The other day when I was at the Chester Farmer’s Market, I picked up a huge bunch of fresh basil for 2.00.
I knew exactly what I wanted to make with it, Pesto!!! Pesto is an Italian sauce made with parmesan cheese, garlic, basil, pine nuts and olive oil. It can be used over pasta, as a marinade, tossed with vegetables or as a dip. One of our favorite ways to use pesto is to make Pizza. It is ww friendly because I used reduced fat mozzarella and the weight watchers recipe for pesto. Make a big batch of pesto and then freeze portions in a muffin tin. When the pesto is frozen pop out the “muffins” and place in a freezer safe bag for later use!
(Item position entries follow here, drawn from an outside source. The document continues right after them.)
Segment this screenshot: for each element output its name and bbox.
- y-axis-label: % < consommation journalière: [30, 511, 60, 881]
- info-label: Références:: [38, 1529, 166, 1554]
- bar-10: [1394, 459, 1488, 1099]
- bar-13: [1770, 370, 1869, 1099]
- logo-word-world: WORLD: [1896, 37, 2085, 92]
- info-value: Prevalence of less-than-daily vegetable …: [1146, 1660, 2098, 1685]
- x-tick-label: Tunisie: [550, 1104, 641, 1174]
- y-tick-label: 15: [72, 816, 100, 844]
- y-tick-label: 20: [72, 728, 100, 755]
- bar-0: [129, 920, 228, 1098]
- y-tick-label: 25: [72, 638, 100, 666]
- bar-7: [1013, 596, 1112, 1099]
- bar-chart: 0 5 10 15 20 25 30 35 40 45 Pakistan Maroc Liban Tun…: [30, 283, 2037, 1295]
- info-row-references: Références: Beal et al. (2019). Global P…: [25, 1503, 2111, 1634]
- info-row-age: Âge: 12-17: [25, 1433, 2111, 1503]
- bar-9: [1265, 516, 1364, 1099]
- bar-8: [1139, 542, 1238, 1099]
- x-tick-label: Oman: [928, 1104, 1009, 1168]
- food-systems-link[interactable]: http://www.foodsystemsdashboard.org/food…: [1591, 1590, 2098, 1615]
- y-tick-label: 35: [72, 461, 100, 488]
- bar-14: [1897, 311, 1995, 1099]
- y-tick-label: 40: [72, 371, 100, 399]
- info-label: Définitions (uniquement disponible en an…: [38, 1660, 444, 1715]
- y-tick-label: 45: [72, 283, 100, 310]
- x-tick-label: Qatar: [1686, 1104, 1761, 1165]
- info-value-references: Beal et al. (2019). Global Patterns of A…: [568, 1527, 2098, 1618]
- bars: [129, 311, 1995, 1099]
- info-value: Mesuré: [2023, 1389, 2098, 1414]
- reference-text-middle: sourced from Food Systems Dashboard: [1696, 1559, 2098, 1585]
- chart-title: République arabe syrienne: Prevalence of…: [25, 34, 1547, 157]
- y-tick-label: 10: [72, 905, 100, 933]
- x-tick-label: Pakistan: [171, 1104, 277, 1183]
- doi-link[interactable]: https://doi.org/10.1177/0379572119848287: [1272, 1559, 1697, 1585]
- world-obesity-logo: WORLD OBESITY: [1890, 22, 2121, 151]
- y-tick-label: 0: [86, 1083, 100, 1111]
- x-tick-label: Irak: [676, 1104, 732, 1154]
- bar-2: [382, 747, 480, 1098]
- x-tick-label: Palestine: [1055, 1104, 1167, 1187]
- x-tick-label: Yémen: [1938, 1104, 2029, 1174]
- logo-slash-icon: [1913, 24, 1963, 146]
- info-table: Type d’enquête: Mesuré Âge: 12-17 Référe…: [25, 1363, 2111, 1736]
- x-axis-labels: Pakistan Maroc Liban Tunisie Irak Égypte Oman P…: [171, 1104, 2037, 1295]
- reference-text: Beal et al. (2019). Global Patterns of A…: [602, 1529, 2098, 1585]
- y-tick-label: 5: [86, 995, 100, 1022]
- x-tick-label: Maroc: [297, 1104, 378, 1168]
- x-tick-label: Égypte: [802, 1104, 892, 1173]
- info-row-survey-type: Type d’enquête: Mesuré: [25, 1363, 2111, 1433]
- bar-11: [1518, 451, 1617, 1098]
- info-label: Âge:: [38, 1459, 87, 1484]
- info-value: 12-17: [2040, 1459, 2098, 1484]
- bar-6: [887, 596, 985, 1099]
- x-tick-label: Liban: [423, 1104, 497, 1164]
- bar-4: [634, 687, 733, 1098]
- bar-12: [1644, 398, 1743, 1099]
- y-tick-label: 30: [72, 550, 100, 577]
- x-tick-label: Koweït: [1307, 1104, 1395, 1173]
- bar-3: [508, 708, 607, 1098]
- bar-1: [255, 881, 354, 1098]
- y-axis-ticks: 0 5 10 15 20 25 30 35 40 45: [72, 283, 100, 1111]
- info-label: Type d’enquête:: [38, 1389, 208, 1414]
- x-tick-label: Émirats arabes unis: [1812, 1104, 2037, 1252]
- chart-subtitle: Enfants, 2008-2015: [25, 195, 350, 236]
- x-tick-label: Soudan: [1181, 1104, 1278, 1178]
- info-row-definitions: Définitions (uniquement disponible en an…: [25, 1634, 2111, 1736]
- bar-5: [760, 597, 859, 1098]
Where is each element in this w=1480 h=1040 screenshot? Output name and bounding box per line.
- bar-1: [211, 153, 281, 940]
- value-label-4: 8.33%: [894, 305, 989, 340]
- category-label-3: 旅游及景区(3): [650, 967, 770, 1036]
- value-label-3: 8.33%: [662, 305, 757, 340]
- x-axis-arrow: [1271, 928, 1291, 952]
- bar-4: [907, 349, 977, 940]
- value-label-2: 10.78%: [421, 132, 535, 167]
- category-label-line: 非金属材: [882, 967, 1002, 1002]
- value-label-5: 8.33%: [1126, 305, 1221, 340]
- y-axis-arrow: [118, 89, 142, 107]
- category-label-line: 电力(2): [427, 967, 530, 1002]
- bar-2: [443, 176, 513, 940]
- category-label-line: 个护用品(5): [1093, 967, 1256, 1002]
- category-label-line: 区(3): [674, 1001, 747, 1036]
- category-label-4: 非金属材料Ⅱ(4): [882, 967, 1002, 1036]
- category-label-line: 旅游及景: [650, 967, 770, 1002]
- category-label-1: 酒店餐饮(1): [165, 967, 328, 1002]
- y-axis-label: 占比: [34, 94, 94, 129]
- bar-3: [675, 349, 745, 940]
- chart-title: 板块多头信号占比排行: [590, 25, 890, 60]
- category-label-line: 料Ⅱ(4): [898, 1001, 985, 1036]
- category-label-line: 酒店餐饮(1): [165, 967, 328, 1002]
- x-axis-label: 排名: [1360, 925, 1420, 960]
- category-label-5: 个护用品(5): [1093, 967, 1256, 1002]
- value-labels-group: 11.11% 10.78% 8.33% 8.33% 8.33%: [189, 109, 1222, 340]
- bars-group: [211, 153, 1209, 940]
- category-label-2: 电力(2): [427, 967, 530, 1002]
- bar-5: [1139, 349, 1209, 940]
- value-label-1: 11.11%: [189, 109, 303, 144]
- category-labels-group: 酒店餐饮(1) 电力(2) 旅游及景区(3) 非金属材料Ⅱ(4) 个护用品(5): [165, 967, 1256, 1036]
Enjoy
Chicken Pesto Pizza
WW Pesto Recipe – makes 1 cup – you only need ½ cup for the pizza
- 2 Tbsp pine nuts
- 2 cup(s) basil, leaves, fresh
- 1/2 cup(s) reduced-sodium chicken broth
- 1/4 cup(s) grated Parmesan cheese
- 1 Tbsp olive oil
- 2 clove(s) (medium) garlic clove(s), peeled
- 1/2 tsp table salt
- 1 store bought bag of pizza dough or homemade if you like
- 1 cup of reduced fat mozzarella cheese
- ½ onion sliced into strips
- 2 chicken breasts cut into small pieces
- 2 tsp olive oil
- Optional – chopped fresh tomato
- Pre heat oven to 425 degrees F.
- Sauté chicken pieces and onion in olive oil in a medium size frying pan, until browned and cooked well.
- Lightly flour your pan.
- Stretch pizza dough to cover the pan you are using, about 12 inches around. (we use a pizza stone)
- Bake just the crust for 5 minutes, then remove from the oven.
- Spread ½ cup of pesto over the crust.
- Sprinkle the chicken and onion mixture over the pesto.
- Sprinkle cheese over the top of the entire pizza.
- Bake for 15- 20 minutes until cheese is melted and crust is golden brown.
- Cut into 8 pieces.
6 points + per slice.
What is your favorite type of pizza???